Focusing on its use of warning letters to crack down on impermissible health claims, the FTC recently sent warning letters to three companies that sell a variety of CBD products, including those taking the form of “oils, tinctures, capsules, gummies, and creams.”  In its Press Release announcing the issuance of the warning letters, the FTC noted that it had cautioned the companies against advertising that products, including those containing CBD, can “prevent, treat, or cure human disease” in the absence of “competent and reliable scientific evidence to support such claims.”

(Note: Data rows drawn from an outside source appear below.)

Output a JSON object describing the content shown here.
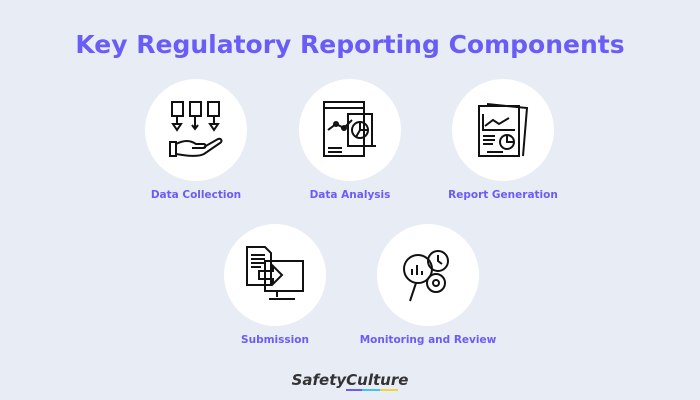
{
  "title": "Key Regulatory Reporting Components",
  "components": [
    {
      "label": "Data Collection",
      "icon": "hand-documents-icon"
    },
    {
      "label": "Data Analysis",
      "icon": "analysis-charts-icon"
    },
    {
      "label": "Report Generation",
      "icon": "report-document-icon"
    },
    {
      "label": "Submission",
      "icon": "document-to-monitor-icon"
    },
    {
      "label": "Monitoring and Review",
      "icon": "magnifier-clock-icon"
    }
  ],
  "brand": {
    "logo_text": "SafetyCulture",
    "colors": {
      "accent": "#6a5cf6",
      "background": "#e8ecf5"
    }
  }
}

According to the FTC, each of the three companies advertise that its CBD products “treat or cure serious diseases and health conditions.” One company claims that CBD “works like magic” to relieve “even the most agonizing pain” better than prescription opioid painkillers. Another company claims that CBD is a “miracle pain remedy” for both acute and chronic pain, including pain from cancer treatment and arthritis. Collectively, the companies make claims that CBD is an effective treatment for cancer, Alzheimer’s disease, multiple sclerosis (MS), fibromyalgia, cigarette addiction, colitis, schizophrenia, anxiety, depression, Lou Gehrig’s disease (ALS), stroke, Parkinson’s disease, epilepsy, traumatic brain injuries, diabetes, Crohn’s disease, psoriasis, AIDS, heart disease, asthma, arthritis, and a wide spectrum of autoimmune disorders.

The FTC urged the companies “to review all claims made for their products, including consumer testimonials, to ensure they are supported by competent and reliable scientific evidence” and warned that selling CBD products without the proper substantiation could result in legal action. The FTC gave the companies 15 days to notify it of the “specific actions they have taken to address the agency’s concerns.”

As we have previously discussed, the 2019 Farm Bill amended the Controlled Substances Act so that hemp and CBD products containing trace amounts of THC are no longer classified as Schedule 1 controlled substances. The passage of the Farm Bill led to a surge of consumer products containing CBD to become available in this relatively new marketplace.

The increased availability of such products has prompted the FDA to assert its authority over food and drug products containing CBD. At least for now, the FDA has maintained its position that it is unlawful to introduce into interstate commerce food containing added CBD or THC, or to market CBD or THC products “as, or in, dietary supplements, regardless of whether the substances are hemp-derived.” The FTC has also weighed in on certain CBD products, particularly with regard to those making health-related claims.

Takeaway:  The warning letters are a clear signal to the CBD industry that regulators are serious about addressing unsubstantiated advertising. Particularly, the regulators appear to be honed in on unsubstantiated health claims. Manufacturers and marketers of CBD products should take note of the types of claims the FTC have identified, and revise their marketing materials accordingly.